The Idols of Environmentalism

I wanted to link to this fantastic essay (parts one and two) suggested by Ran & Dan Bartlett. It reminds me in many ways of Jacques Ellul’s amazing ability to dig underneath the “sides” of an issue and uncover the “meta” issues. In this case, the ‘environmentalist versus corporate villian’ dichotomy is shown to be a bunch of hooey, and illustrates how your average environmentalists are indeed part of the problem. This shouldn’t be anything new to long time readers of Ran Prieur and fantastic planet, but it’s very well presented here and highly recommended.

I am not speaking here of all the notorious problems associated with proving scientifically the significance of environmental destruction. My concern is with the wisdom of using as our primary weapon the rhetoric and logic of the very entities we suspect of causing our problems in the first place. Perhaps we support legalistic responses to problems, with all their technoscientific descriptors, out of a sense that this is the best we can do for the moment. But the danger is always that eventually we come to believe this language and its mindset ourselves. This mindset is generally called “quantitative reasoning,” and it is second nature to Anglo-Americans. Corporate execs are perfectly comfortable with it, and corporate philanthropists give their dough to environmental organizations that speak it. Unfortunately, it also has the consequence of turning environmentalists into quislings, collaborators, and virtuous practitioners of a cost-benefit logic figured in songbirds.

It is because we have accepted this rationalist logos as the only legitimate means of debate that we are willing to think that what we need is a balance between the requirements of human economies and the “needs” of the natural world. It’s as if we were negotiating a trade agreement with the animals and trees unlucky enough to have to share space with us. What do you need? we ask them. What are your minimum requirements? We need to know the minimum because we’re not likely to leave you more than that. We’re going to consume any “excess.” And then it occurs to us to add, unless of course you taste good. There is always room for an animal that tastes good.

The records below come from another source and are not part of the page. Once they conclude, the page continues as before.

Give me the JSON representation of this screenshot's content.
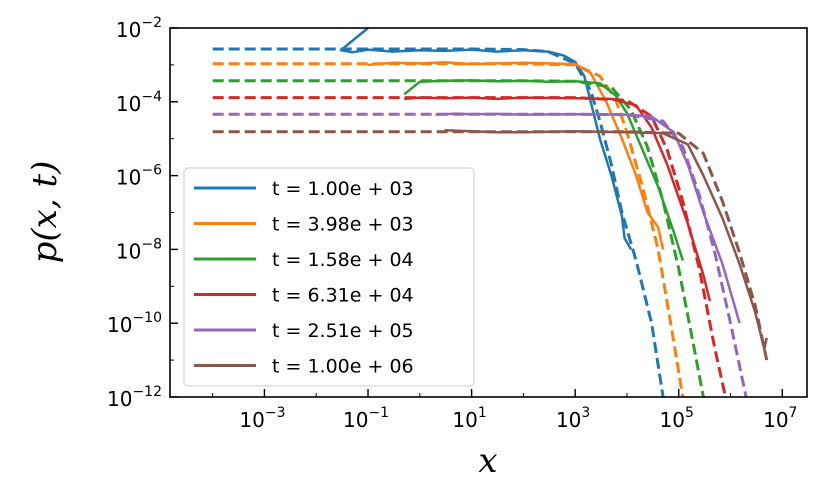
{
  "chart_data": {
    "type": "line",
    "xscale": "log",
    "yscale": "log",
    "xlabel": "x",
    "ylabel": "p(x, t)",
    "xlim": [
      1.5e-05,
      30000000.0
    ],
    "ylim": [
      1e-12,
      0.01
    ],
    "xticks": [
      {
        "base": "10",
        "exp": "−3",
        "value": 0.001
      },
      {
        "base": "10",
        "exp": "−1",
        "value": 0.1
      },
      {
        "base": "10",
        "exp": "1",
        "value": 10
      },
      {
        "base": "10",
        "exp": "3",
        "value": 1000
      },
      {
        "base": "10",
        "exp": "5",
        "value": 100000
      },
      {
        "base": "10",
        "exp": "7",
        "value": 10000000
      }
    ],
    "yticks": [
      {
        "base": "10",
        "exp": "−12",
        "value": 1e-12
      },
      {
        "base": "10",
        "exp": "−10",
        "value": 1e-10
      },
      {
        "base": "10",
        "exp": "−8",
        "value": 1e-08
      },
      {
        "base": "10",
        "exp": "−6",
        "value": 1e-06
      },
      {
        "base": "10",
        "exp": "−4",
        "value": 0.0001
      },
      {
        "base": "10",
        "exp": "−2",
        "value": 0.01
      }
    ],
    "grid": false,
    "legend_position": "lower-left",
    "legend_style": "solid",
    "series": [
      {
        "name": "t = 1.00e + 03",
        "color": "#1f77b4",
        "simulation": [
          [
            0.1,
            0.01
          ],
          [
            0.03,
            0.0025
          ],
          [
            0.05,
            0.0022
          ],
          [
            0.1,
            0.0026
          ],
          [
            0.3,
            0.0023
          ],
          [
            1,
            0.0025
          ],
          [
            3,
            0.0024
          ],
          [
            10,
            0.0026
          ],
          [
            30,
            0.0023
          ],
          [
            100,
            0.0025
          ],
          [
            300,
            0.0023
          ],
          [
            600,
            0.0018
          ],
          [
            1000,
            0.0012
          ],
          [
            1500,
            0.0005
          ],
          [
            2000,
            0.0001
          ],
          [
            3000,
            1e-05
          ],
          [
            5000,
            1e-06
          ],
          [
            8000,
            8e-08
          ],
          [
            9000,
            2e-08
          ],
          [
            12000,
            1e-08
          ]
        ],
        "theory": [
          [
            0.0001,
            0.0027
          ],
          [
            0.001,
            0.0027
          ],
          [
            0.01,
            0.0027
          ],
          [
            0.1,
            0.0027
          ],
          [
            1,
            0.0027
          ],
          [
            10,
            0.0027
          ],
          [
            100,
            0.0026
          ],
          [
            300,
            0.0023
          ],
          [
            1000,
            0.0011
          ],
          [
            2000,
            0.0002
          ],
          [
            3000,
            3e-05
          ],
          [
            5000,
            2e-06
          ],
          [
            8000,
            1e-07
          ],
          [
            15000,
            5e-09
          ],
          [
            30000,
            1e-10
          ],
          [
            50000,
            1e-12
          ]
        ]
      },
      {
        "name": "t = 3.98e + 03",
        "color": "#ff7f0e",
        "simulation": [
          [
            0.1,
            0.001
          ],
          [
            0.3,
            0.00115
          ],
          [
            1,
            0.0011
          ],
          [
            3,
            0.00118
          ],
          [
            10,
            0.00105
          ],
          [
            30,
            0.0011
          ],
          [
            100,
            0.00115
          ],
          [
            300,
            0.0011
          ],
          [
            1000,
            0.00105
          ],
          [
            2000,
            0.0006
          ],
          [
            4000,
            0.0001
          ],
          [
            8000,
            1e-05
          ],
          [
            15000,
            1e-06
          ],
          [
            25000,
            1e-07
          ],
          [
            40000,
            4e-08
          ],
          [
            50000,
            1e-08
          ]
        ],
        "theory": [
          [
            0.0001,
            0.00108
          ],
          [
            0.001,
            0.00108
          ],
          [
            0.01,
            0.00108
          ],
          [
            0.1,
            0.00108
          ],
          [
            1,
            0.00108
          ],
          [
            10,
            0.00108
          ],
          [
            100,
            0.00107
          ],
          [
            1000,
            0.001
          ],
          [
            3000,
            0.0005
          ],
          [
            6000,
            0.00012
          ],
          [
            10000,
            1.5e-05
          ],
          [
            20000,
            5e-07
          ],
          [
            40000,
            1e-08
          ],
          [
            70000,
            1e-10
          ],
          [
            120000,
            1e-12
          ]
        ]
      },
      {
        "name": "t = 1.58e + 04",
        "color": "#2ca02c",
        "simulation": [
          [
            0.5,
            0.00016
          ],
          [
            1,
            0.00035
          ],
          [
            3,
            0.00037
          ],
          [
            10,
            0.00038
          ],
          [
            30,
            0.00036
          ],
          [
            100,
            0.00037
          ],
          [
            300,
            0.00035
          ],
          [
            1000,
            0.00036
          ],
          [
            3000,
            0.00032
          ],
          [
            6000,
            0.00015
          ],
          [
            10000,
            5e-05
          ],
          [
            20000,
            5e-06
          ],
          [
            40000,
            5e-07
          ],
          [
            80000,
            3e-08
          ],
          [
            120000,
            5e-09
          ]
        ],
        "theory": [
          [
            0.0001,
            0.00037
          ],
          [
            0.001,
            0.00037
          ],
          [
            0.01,
            0.00037
          ],
          [
            0.1,
            0.00037
          ],
          [
            1,
            0.00037
          ],
          [
            10,
            0.00037
          ],
          [
            100,
            0.00037
          ],
          [
            1000,
            0.00036
          ],
          [
            5000,
            0.00025
          ],
          [
            12000,
            6e-05
          ],
          [
            25000,
            6e-06
          ],
          [
            50000,
            2e-07
          ],
          [
            100000,
            3e-09
          ],
          [
            200000,
            2e-11
          ],
          [
            300000,
            1e-12
          ]
        ]
      },
      {
        "name": "t = 6.31e + 04",
        "color": "#d62728",
        "simulation": [
          [
            0.5,
            0.00012
          ],
          [
            1,
            0.00013
          ],
          [
            3,
            0.000125
          ],
          [
            10,
            0.00013
          ],
          [
            30,
            0.00012
          ],
          [
            100,
            0.00013
          ],
          [
            1000,
            0.000125
          ],
          [
            5000,
            0.00012
          ],
          [
            15000,
            8e-05
          ],
          [
            30000,
            2e-05
          ],
          [
            60000,
            2e-06
          ],
          [
            150000,
            5e-08
          ],
          [
            300000,
            2e-09
          ],
          [
            400000,
            4e-10
          ]
        ],
        "theory": [
          [
            0.0001,
            0.00013
          ],
          [
            0.001,
            0.00013
          ],
          [
            0.01,
            0.00013
          ],
          [
            0.1,
            0.00013
          ],
          [
            1,
            0.00013
          ],
          [
            10,
            0.00013
          ],
          [
            100,
            0.00013
          ],
          [
            1000,
            0.00013
          ],
          [
            10000,
            0.00011
          ],
          [
            30000,
            4e-05
          ],
          [
            60000,
            5e-06
          ],
          [
            120000,
            2e-07
          ],
          [
            250000,
            3e-09
          ],
          [
            500000,
            2e-11
          ],
          [
            800000,
            1e-12
          ]
        ]
      },
      {
        "name": "t = 2.51e + 05",
        "color": "#9467bd",
        "simulation": [
          [
            2,
            4.5e-05
          ],
          [
            5,
            4.8e-05
          ],
          [
            10,
            4.6e-05
          ],
          [
            30,
            4.7e-05
          ],
          [
            100,
            4.5e-05
          ],
          [
            1000,
            4.6e-05
          ],
          [
            10000,
            4.5e-05
          ],
          [
            30000,
            4e-05
          ],
          [
            80000,
            1.5e-05
          ],
          [
            150000,
            2e-06
          ],
          [
            300000,
            1e-07
          ],
          [
            700000,
            4e-09
          ],
          [
            1500000,
            1e-10
          ]
        ],
        "theory": [
          [
            0.0001,
            4.6e-05
          ],
          [
            0.001,
            4.6e-05
          ],
          [
            0.01,
            4.6e-05
          ],
          [
            0.1,
            4.6e-05
          ],
          [
            1,
            4.6e-05
          ],
          [
            10,
            4.6e-05
          ],
          [
            100,
            4.6e-05
          ],
          [
            1000,
            4.6e-05
          ],
          [
            10000,
            4.5e-05
          ],
          [
            50000,
            3e-05
          ],
          [
            120000,
            6e-06
          ],
          [
            250000,
            3e-07
          ],
          [
            500000,
            8e-09
          ],
          [
            1000000,
            1e-10
          ],
          [
            2000000,
            1e-12
          ]
        ]
      },
      {
        "name": "t = 1.00e + 06",
        "color": "#8c564b",
        "simulation": [
          [
            3,
            1.7e-05
          ],
          [
            10,
            1.6e-05
          ],
          [
            30,
            1.5e-05
          ],
          [
            100,
            1.5e-05
          ],
          [
            1000,
            1.6e-05
          ],
          [
            10000,
            1.5e-05
          ],
          [
            50000,
            1.4e-05
          ],
          [
            150000,
            7e-06
          ],
          [
            300000,
            1e-06
          ],
          [
            700000,
            7e-08
          ],
          [
            1500000,
            4e-09
          ],
          [
            3000000,
            2e-10
          ],
          [
            4500000,
            2e-11
          ],
          [
            5000000,
            4e-11
          ]
        ],
        "theory": [
          [
            0.0001,
            1.55e-05
          ],
          [
            0.001,
            1.55e-05
          ],
          [
            0.01,
            1.55e-05
          ],
          [
            0.1,
            1.55e-05
          ],
          [
            1,
            1.55e-05
          ],
          [
            10,
            1.55e-05
          ],
          [
            100,
            1.55e-05
          ],
          [
            1000,
            1.55e-05
          ],
          [
            10000,
            1.55e-05
          ],
          [
            100000,
            1.4e-05
          ],
          [
            300000,
            4e-06
          ],
          [
            700000,
            2e-07
          ],
          [
            1500000,
            8e-09
          ],
          [
            3000000,
            3e-10
          ],
          [
            5000000,
            1e-11
          ]
        ]
      }
    ]
  }
}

We use our most basic vocabulary, words like “ecosystem,” with a complete innocence, as if we couldn’t imagine that there might be something perilous in it. What if such language were actually the announcement of the defeat of what we claim to want? That’s the worm at the heart of the rose of the “ecologist.” It is something that environmentalism has never come to terms with because the very advocates for environmental health are most comfortable with the logic of science, never mind what else that logic may be doing for the military and industry. Would people and foundations be as willing to send contributions to The Nature Conservancy or the Sierra Club if the leading logic of the organization were not “ecosystems” but “respect for life” or “reverence for creation”? Such notions are, for many of us, compromised by associations with the Catholic Church and evangelicalism, and they don’t loosen the purse strings of philanthropy. “Let’s keep a nice, clean scientific edge between us and religion,” we protest. In the end, environmental science criticizes not only corporate destructiveness but (as it has always done) more spiritual notions of nature as well.

The solutions he proposes are also excellent, and I’ll leave them for you to discover.

  1. speedbird said,

    Nice.

    It’s like this: when the negotiator faces the mob, he or she will ask to speak to the leader of the mob. As soon as the mob nominates a leader, it ceases to be a mob and becomes a political force that can be beaten into submission.

    (man, that sounds subversive… scary…)

  2. Francis Drake said,

    Thanks, Jeremy. This is a good one and it cuts right to the soul of the matter. It seems most of us always have to have some “other” out there to blame shit on. It’s like Pogo said it all fifty years ago: We have met the enemy and it is us. Go well.